Prentiss’ hard work and care for his subject can not be denied, even if I wonder whether he was the right person for the job. He spent hours researching benches, historical fashions, and even how people in the nineteenth century postured themselves while sitting. Prentiss sculpted, melted, and resculpted Bannister’s head and hands seven or eight times. Bannister’s form would not make itself known to Prentiss. At times, the sculpture rejected being sculpted. Was Prentiss’ labor one of love or a labor spurred by not being able to relate to his source material?

Of course, there are more tangible problems with selecting Prentiss. At its core, the Bannister Project was about bringing recognition to an underappreciated artist of color. Why not elaborate on that ethos by hiring an underappreciated artist of color? Providence Art Club didn’t hold a contest or encourage submissions when soliciting an artist for Bannister. In a stunning example of cronyism, the Club chose Prentiss, whom they’d commissioned for sculptures and a bust of Bannister in 2021. Prentiss is well-established in the Providence cultural scene and his wife is the executive director of the Rhode Island Historical Society. This is how exclusion perpetuates itself: selecting the white artist with institutional resources and clout, over taking the extra time to support an artist from an underrepresented community.

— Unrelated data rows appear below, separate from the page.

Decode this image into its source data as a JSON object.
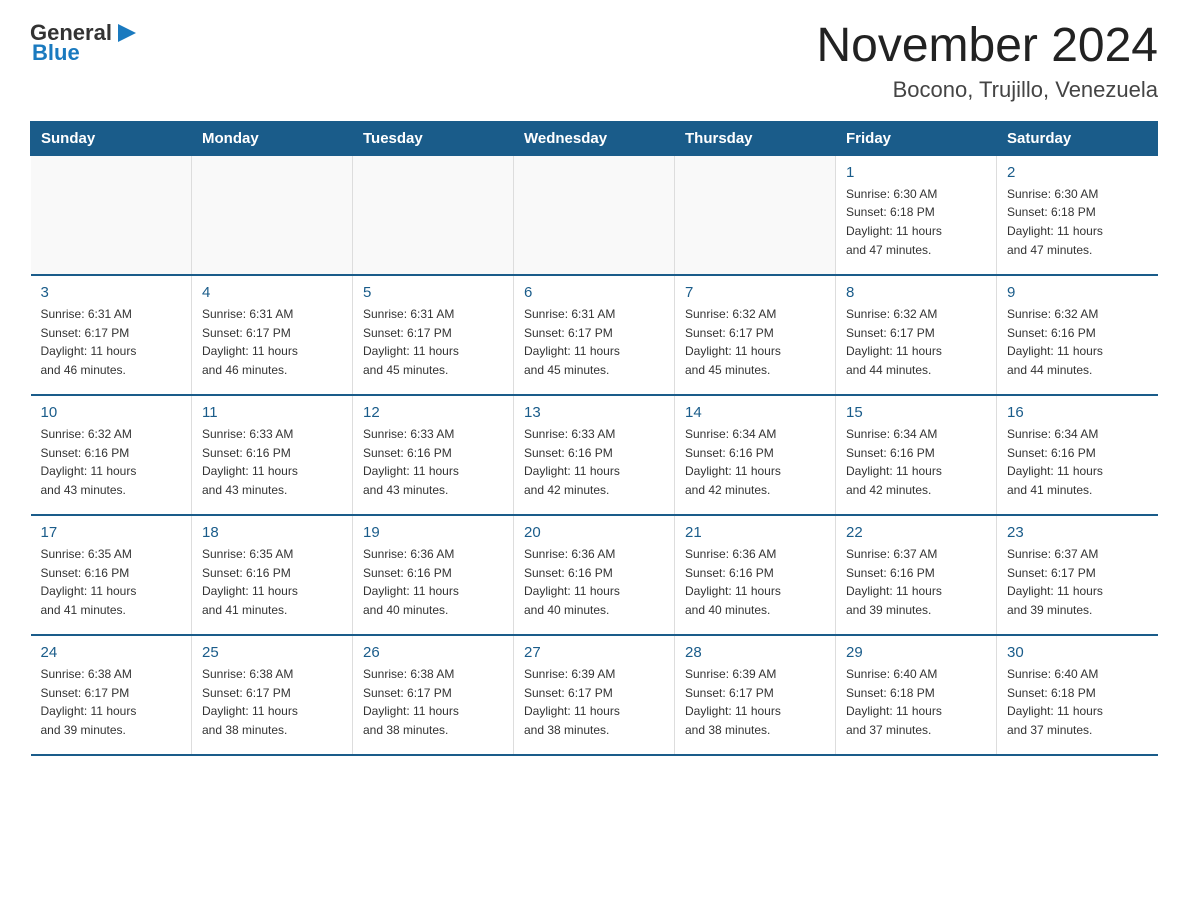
{
  "header": {
    "logo": {
      "general": "General",
      "arrow_icon": "▶",
      "blue": "Blue"
    },
    "title": "November 2024",
    "subtitle": "Bocono, Trujillo, Venezuela"
  },
  "calendar": {
    "weekdays": [
      "Sunday",
      "Monday",
      "Tuesday",
      "Wednesday",
      "Thursday",
      "Friday",
      "Saturday"
    ],
    "weeks": [
      [
        {
          "day": "",
          "info": ""
        },
        {
          "day": "",
          "info": ""
        },
        {
          "day": "",
          "info": ""
        },
        {
          "day": "",
          "info": ""
        },
        {
          "day": "",
          "info": ""
        },
        {
          "day": "1",
          "info": "Sunrise: 6:30 AM\nSunset: 6:18 PM\nDaylight: 11 hours\nand 47 minutes."
        },
        {
          "day": "2",
          "info": "Sunrise: 6:30 AM\nSunset: 6:18 PM\nDaylight: 11 hours\nand 47 minutes."
        }
      ],
      [
        {
          "day": "3",
          "info": "Sunrise: 6:31 AM\nSunset: 6:17 PM\nDaylight: 11 hours\nand 46 minutes."
        },
        {
          "day": "4",
          "info": "Sunrise: 6:31 AM\nSunset: 6:17 PM\nDaylight: 11 hours\nand 46 minutes."
        },
        {
          "day": "5",
          "info": "Sunrise: 6:31 AM\nSunset: 6:17 PM\nDaylight: 11 hours\nand 45 minutes."
        },
        {
          "day": "6",
          "info": "Sunrise: 6:31 AM\nSunset: 6:17 PM\nDaylight: 11 hours\nand 45 minutes."
        },
        {
          "day": "7",
          "info": "Sunrise: 6:32 AM\nSunset: 6:17 PM\nDaylight: 11 hours\nand 45 minutes."
        },
        {
          "day": "8",
          "info": "Sunrise: 6:32 AM\nSunset: 6:17 PM\nDaylight: 11 hours\nand 44 minutes."
        },
        {
          "day": "9",
          "info": "Sunrise: 6:32 AM\nSunset: 6:16 PM\nDaylight: 11 hours\nand 44 minutes."
        }
      ],
      [
        {
          "day": "10",
          "info": "Sunrise: 6:32 AM\nSunset: 6:16 PM\nDaylight: 11 hours\nand 43 minutes."
        },
        {
          "day": "11",
          "info": "Sunrise: 6:33 AM\nSunset: 6:16 PM\nDaylight: 11 hours\nand 43 minutes."
        },
        {
          "day": "12",
          "info": "Sunrise: 6:33 AM\nSunset: 6:16 PM\nDaylight: 11 hours\nand 43 minutes."
        },
        {
          "day": "13",
          "info": "Sunrise: 6:33 AM\nSunset: 6:16 PM\nDaylight: 11 hours\nand 42 minutes."
        },
        {
          "day": "14",
          "info": "Sunrise: 6:34 AM\nSunset: 6:16 PM\nDaylight: 11 hours\nand 42 minutes."
        },
        {
          "day": "15",
          "info": "Sunrise: 6:34 AM\nSunset: 6:16 PM\nDaylight: 11 hours\nand 42 minutes."
        },
        {
          "day": "16",
          "info": "Sunrise: 6:34 AM\nSunset: 6:16 PM\nDaylight: 11 hours\nand 41 minutes."
        }
      ],
      [
        {
          "day": "17",
          "info": "Sunrise: 6:35 AM\nSunset: 6:16 PM\nDaylight: 11 hours\nand 41 minutes."
        },
        {
          "day": "18",
          "info": "Sunrise: 6:35 AM\nSunset: 6:16 PM\nDaylight: 11 hours\nand 41 minutes."
        },
        {
          "day": "19",
          "info": "Sunrise: 6:36 AM\nSunset: 6:16 PM\nDaylight: 11 hours\nand 40 minutes."
        },
        {
          "day": "20",
          "info": "Sunrise: 6:36 AM\nSunset: 6:16 PM\nDaylight: 11 hours\nand 40 minutes."
        },
        {
          "day": "21",
          "info": "Sunrise: 6:36 AM\nSunset: 6:16 PM\nDaylight: 11 hours\nand 40 minutes."
        },
        {
          "day": "22",
          "info": "Sunrise: 6:37 AM\nSunset: 6:16 PM\nDaylight: 11 hours\nand 39 minutes."
        },
        {
          "day": "23",
          "info": "Sunrise: 6:37 AM\nSunset: 6:17 PM\nDaylight: 11 hours\nand 39 minutes."
        }
      ],
      [
        {
          "day": "24",
          "info": "Sunrise: 6:38 AM\nSunset: 6:17 PM\nDaylight: 11 hours\nand 39 minutes."
        },
        {
          "day": "25",
          "info": "Sunrise: 6:38 AM\nSunset: 6:17 PM\nDaylight: 11 hours\nand 38 minutes."
        },
        {
          "day": "26",
          "info": "Sunrise: 6:38 AM\nSunset: 6:17 PM\nDaylight: 11 hours\nand 38 minutes."
        },
        {
          "day": "27",
          "info": "Sunrise: 6:39 AM\nSunset: 6:17 PM\nDaylight: 11 hours\nand 38 minutes."
        },
        {
          "day": "28",
          "info": "Sunrise: 6:39 AM\nSunset: 6:17 PM\nDaylight: 11 hours\nand 38 minutes."
        },
        {
          "day": "29",
          "info": "Sunrise: 6:40 AM\nSunset: 6:18 PM\nDaylight: 11 hours\nand 37 minutes."
        },
        {
          "day": "30",
          "info": "Sunrise: 6:40 AM\nSunset: 6:18 PM\nDaylight: 11 hours\nand 37 minutes."
        }
      ]
    ]
  }
}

Edward Mitchell Bannister was no stranger to being passed over for a more well-known white artist. Across the street from the Massachusetts State House, several Black men protrude from a sheet of bronze, while a white man rides above them on a steed. This is the monument honoring the all-Black 54th Regiment and their colonel Robert Gould Shaw. Bannister was well known in the Boston abolitionist community and had painted Shaw before. However, Boston’s upper class didn’t trust a Black artist to depict such an important historical moment. So, they picked the well-known, white artist Augustus SaintGaudens. Monuments depicting and celebrating Black men were incredibly rare at the time of its debut in 1897. Now, Boston’s 54th monument is less fondly remembered. The heroic white Shaw is placed on a pedestal above a legion of Black soldiers many of whom remain nameless on the monument. In the wake of Black Lives Matter protests, and the reckoning with racist public monuments that ensued, the monument was continuously vandalized throughout the 2010s. It’s unclear if history will remember Providence’s Edward Mitchell Bannister bench as fondly.

Large portions of this article were written with the help of the works Race and Racism in Nineteenth-Century Art: The Ascendency of Robert Duncanson, Edward Bannister, and Edmonia Lewis by Naurice Frank Woods Jr. and Landscapes of Labor, Race, Religion, and Rhode Island in the Painting of Edward Mitchell Bannister by Gwendolyn DuBois Shaw.